Per-Graph Write Coalescer (CONCEPT:KG-2.182)¶
Turns N concurrent single-op writes to ONE graph into ONE topology-lock acquisition per batch — the within-graph parallelism that lets the
__commons__ingestion firehose stop serializing one-op-at-a-time on a single lock.
The contention point¶
Every structural write to a graph (add_node / add_edge / compare_and_set /
remove_*) opens a one-shot GraphTxn, which
holds that graph's single topo.write() lock for the op's duration
(GraphCore::topo, graph.rs). DIFFERENT graphs already isolate — each has its own
GraphCore with its own lock, so __control__ vs __commons__ never contend (proved
by test_writers_to_distinct_graphs_do_not_serialize). The remaining bottleneck is
within one graph: M writers to the same hot graph each take and release that one
lock in turn — M acquisitions, M ledger pushes, and any control-plane work sharing
that graph waits behind the ingestion stream.
The design¶
For each graph, a lazily-created GraphWriter (src/write_coalescer.rs) owns a
bounded tokio::mpsc channel and a single drain worker.

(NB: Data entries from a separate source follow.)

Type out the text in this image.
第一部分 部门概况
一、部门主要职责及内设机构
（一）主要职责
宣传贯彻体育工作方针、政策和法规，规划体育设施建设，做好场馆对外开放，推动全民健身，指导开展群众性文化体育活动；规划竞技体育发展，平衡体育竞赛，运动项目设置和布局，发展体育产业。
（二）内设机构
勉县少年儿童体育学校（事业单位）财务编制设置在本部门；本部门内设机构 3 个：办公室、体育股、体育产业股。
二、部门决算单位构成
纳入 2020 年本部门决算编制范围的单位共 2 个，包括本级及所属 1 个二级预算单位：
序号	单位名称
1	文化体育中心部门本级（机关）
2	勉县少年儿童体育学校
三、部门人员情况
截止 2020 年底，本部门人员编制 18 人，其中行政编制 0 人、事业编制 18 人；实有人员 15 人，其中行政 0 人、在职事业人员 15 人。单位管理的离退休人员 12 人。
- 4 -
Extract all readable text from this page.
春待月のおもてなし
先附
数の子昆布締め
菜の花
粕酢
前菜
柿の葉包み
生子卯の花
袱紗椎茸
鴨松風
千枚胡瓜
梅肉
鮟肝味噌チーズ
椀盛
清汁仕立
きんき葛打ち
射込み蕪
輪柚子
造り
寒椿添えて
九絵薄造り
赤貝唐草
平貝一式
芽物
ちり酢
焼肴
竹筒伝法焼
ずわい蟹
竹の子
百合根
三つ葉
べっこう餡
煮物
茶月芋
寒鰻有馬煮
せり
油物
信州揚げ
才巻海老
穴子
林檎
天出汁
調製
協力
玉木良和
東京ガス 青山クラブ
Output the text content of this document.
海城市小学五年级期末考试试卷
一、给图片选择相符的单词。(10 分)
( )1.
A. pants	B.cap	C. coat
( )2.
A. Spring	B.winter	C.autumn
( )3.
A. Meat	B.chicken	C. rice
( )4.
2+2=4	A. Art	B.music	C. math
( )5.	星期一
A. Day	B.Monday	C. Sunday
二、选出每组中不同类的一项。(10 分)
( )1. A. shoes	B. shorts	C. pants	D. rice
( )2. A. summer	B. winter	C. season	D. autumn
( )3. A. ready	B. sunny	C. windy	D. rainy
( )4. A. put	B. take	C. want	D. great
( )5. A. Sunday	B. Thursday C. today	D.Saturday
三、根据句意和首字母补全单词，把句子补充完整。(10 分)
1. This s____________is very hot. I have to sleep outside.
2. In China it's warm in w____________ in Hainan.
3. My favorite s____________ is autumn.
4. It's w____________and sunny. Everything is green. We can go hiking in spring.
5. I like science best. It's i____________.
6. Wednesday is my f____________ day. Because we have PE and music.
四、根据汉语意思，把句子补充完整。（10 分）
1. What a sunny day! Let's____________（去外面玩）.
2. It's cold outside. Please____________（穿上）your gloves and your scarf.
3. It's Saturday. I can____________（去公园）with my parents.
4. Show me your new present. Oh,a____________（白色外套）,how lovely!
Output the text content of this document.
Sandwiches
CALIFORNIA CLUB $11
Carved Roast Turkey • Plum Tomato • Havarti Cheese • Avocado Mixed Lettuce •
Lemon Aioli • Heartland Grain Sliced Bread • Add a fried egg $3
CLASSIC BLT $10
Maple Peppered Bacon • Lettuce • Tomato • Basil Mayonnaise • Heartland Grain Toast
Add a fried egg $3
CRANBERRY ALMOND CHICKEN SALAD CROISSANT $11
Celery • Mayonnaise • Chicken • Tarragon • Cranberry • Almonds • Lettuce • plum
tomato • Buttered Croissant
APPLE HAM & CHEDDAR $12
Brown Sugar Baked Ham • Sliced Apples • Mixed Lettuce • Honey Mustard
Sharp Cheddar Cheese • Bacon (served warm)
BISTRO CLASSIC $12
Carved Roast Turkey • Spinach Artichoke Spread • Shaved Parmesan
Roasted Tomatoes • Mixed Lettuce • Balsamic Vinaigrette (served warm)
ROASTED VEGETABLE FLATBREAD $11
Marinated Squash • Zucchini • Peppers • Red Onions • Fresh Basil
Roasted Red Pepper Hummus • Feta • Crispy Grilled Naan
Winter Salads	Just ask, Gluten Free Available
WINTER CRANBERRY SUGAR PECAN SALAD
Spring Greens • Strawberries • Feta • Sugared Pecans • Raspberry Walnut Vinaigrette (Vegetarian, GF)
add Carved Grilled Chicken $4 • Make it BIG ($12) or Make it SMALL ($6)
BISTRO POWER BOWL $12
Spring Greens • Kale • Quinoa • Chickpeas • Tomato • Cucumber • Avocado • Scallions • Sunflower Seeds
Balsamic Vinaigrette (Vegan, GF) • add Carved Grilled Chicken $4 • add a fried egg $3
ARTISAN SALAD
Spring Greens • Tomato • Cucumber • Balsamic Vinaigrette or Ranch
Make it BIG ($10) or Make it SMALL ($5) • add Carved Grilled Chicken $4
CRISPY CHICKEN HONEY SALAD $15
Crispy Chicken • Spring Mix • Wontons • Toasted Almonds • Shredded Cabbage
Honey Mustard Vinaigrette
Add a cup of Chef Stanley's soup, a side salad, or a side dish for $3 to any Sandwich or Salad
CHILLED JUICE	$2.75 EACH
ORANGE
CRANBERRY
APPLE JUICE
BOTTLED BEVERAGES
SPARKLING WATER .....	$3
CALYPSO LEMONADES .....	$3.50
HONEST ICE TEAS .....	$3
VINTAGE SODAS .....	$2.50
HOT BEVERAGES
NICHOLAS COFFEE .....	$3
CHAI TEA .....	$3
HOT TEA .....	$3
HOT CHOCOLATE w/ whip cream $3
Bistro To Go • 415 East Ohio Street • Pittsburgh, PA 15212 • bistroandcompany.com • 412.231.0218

Producers enqueue a
WriteOp (carrying a oneshot reply) instead of taking the lock themselves; the
worker greedily drains up to max_batch queued ops, opens ONE core.txn(),
applies the whole batch under that single guard, then replies to each producer. So M
concurrent writers cost ⌈M / batch⌉ lock acquisitions instead of M, while each op
still gets its own result (an add_edge to a missing endpoint returns its own Err;
CAS returns its own boolean).
flowchart LR
subgraph Producers["Concurrent writers (one Tokio task each)"]
P1[AddNode]:::w
P2[AddEdge]:::w
P3[CAS]:::w
Pn[…]:::w
end
subgraph Reg["WriteCoalescerRegistry — DashMap<graph_name, Arc<GraphWriter>><br/>(lazy, keyed by name — auto per new graph/connector)"]
direction TB
W["GraphWriter (per graph)<br/>bounded mpsc + 1 drain worker"]
end
P1 & P2 & P3 & Pn -->|"try_enqueue(op+oneshot)"| W
W -->|"drain ≤ max_batch"| B["apply_batch: ONE core.txn()<br/>= ONE topo.write() acquisition"]
B -->|"per-op WriteOutcome"| P1 & P2 & P3 & Pn
B -.full queue.-> FB["apply_one_inline (backpressure fallback)"]
classDef w fill:#e6f0ff,stroke:#4477cc;
Lazy, dynamic, NOT hardcoded¶
Writers live in a DashMap<String, Arc<GraphWriter>> (ServerState.write_coalescer)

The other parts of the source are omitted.